When choosing color combinations (for example, on a graph or chart), be careful to choose colors that will contrast well when reproduced in black and white. For example, red and blue contrast perfectly in color, but when printed in black and white, the two are almost indistinguishable.

Use colors of a similar saturation (depth of color) - don't use a pastel blue with deep, dark red (use a pastel red as well).

Special considerations when using color

Color associations

When choosing colors for specific elements within a communication, consider any common associations that may exist for certain colors. For example:

  • Red is often used for warnings, or a negative state or action
  • Yellow is often used for hazards
  • Green typically suggests 'ecological' connotations, or a positive state or action

It is important to consider color associations from both sides: consider using colors where you do want the associative inference (for example, using green for a leaflet on ecology), and avoid using associative colors where an inference would be incorrect (for example, using red for an internal memo on vacation schedules).

Cultural differences

See International communication.

Accessibility

Much has been made of the need to be sensitive to color-blindness in the target audience. With 8% of males and 0.5% of females being color-blind to some degree (Source: Human Interface Guidelines: The Apple Desktop Interface, Apple Computer, 1987), it is fairly safe to assume that almost every technical communication will be read by a color-blind reader at some stage.

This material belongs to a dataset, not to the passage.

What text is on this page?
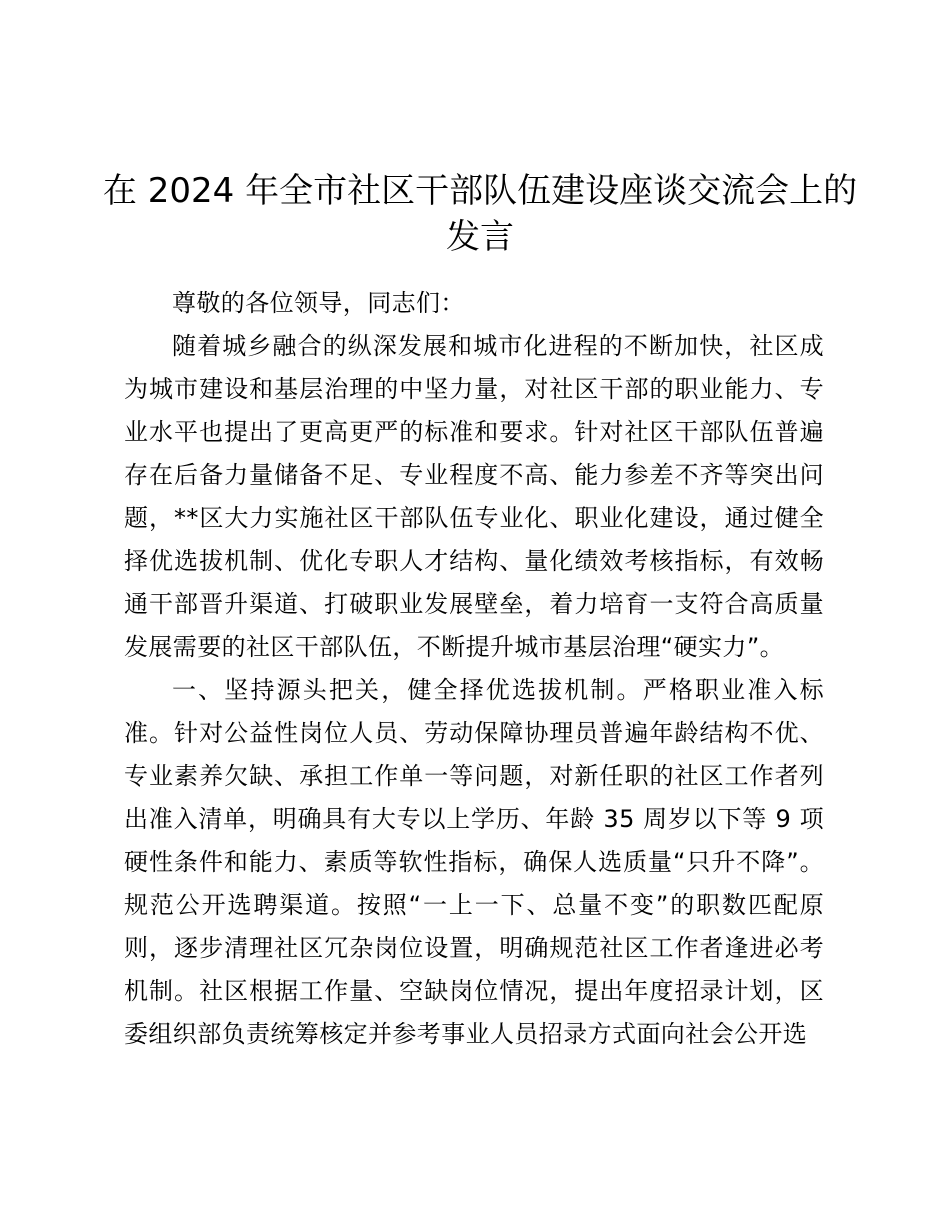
在 2024 年全市社区干部队伍建设座谈交流会上的发言

尊敬的各位领导，同志们：

随着城乡融合的纵深发展和城市化进程的不断加快，社区成为城市建设和基层治理的中坚力量，对社区干部的职业能力、专业水平也提出了更高更严的标准和要求。针对社区干部队伍普遍存在后备力量储备不足、专业程度不高、能力参差不齐等突出问题，**区大力实施社区干部队伍专业化、职业化建设，通过健全择优选拔机制、优化专职人才结构、量化绩效考核指标，有效畅通干部晋升渠道、打破职业发展壁垒，着力培育一支符合高质量发展需要的社区干部队伍，不断提升城市基层治理“硬实力”。

一、坚持源头把关，健全择优选拔机制。严格职业准入标准。针对公益性岗位人员、劳动保障协理员普遍年龄结构不优、专业素养欠缺、承担工作单一等问题，对新任职的社区工作者列出准入清单，明确具有大专以上学历、年龄 35 周岁以下等 9 项硬性条件和能力、素质等软性指标，确保人选质量“只升不降”。规范公开选聘渠道。按照“一上一下、总量不变”的职数匹配原则，逐步清理社区冗杂岗位设置，明确规范社区工作者逢进必考机制。社区根据工作量、空缺岗位情况，提出年度招录计划，区委组织部负责统筹核定并参考事业人员招录方式面向社会公开选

However, this does not mean that color must not be used. Color can be used, but the communication should not depend on the use of color. For example, if commands are always printed in green, then the 'greenness' should not be the only factor differentiating commands from other text. In this scenario, you could make commands small caps and green. That way, color-blind people can recognize the text as a command because it is in small caps; non-color-blind people can recognize the text as a command either because it is in small caps or because it is green. Think of it as providing additional help to non-color-blind people, rather than not providing help to color-blind people.

In summary, it is not necessary to design for the lowest common denominator, as long as all readers can understand the communication one way or another. Specifically, color should not be the sole distinguishing factor; it should be used only to add emphasis.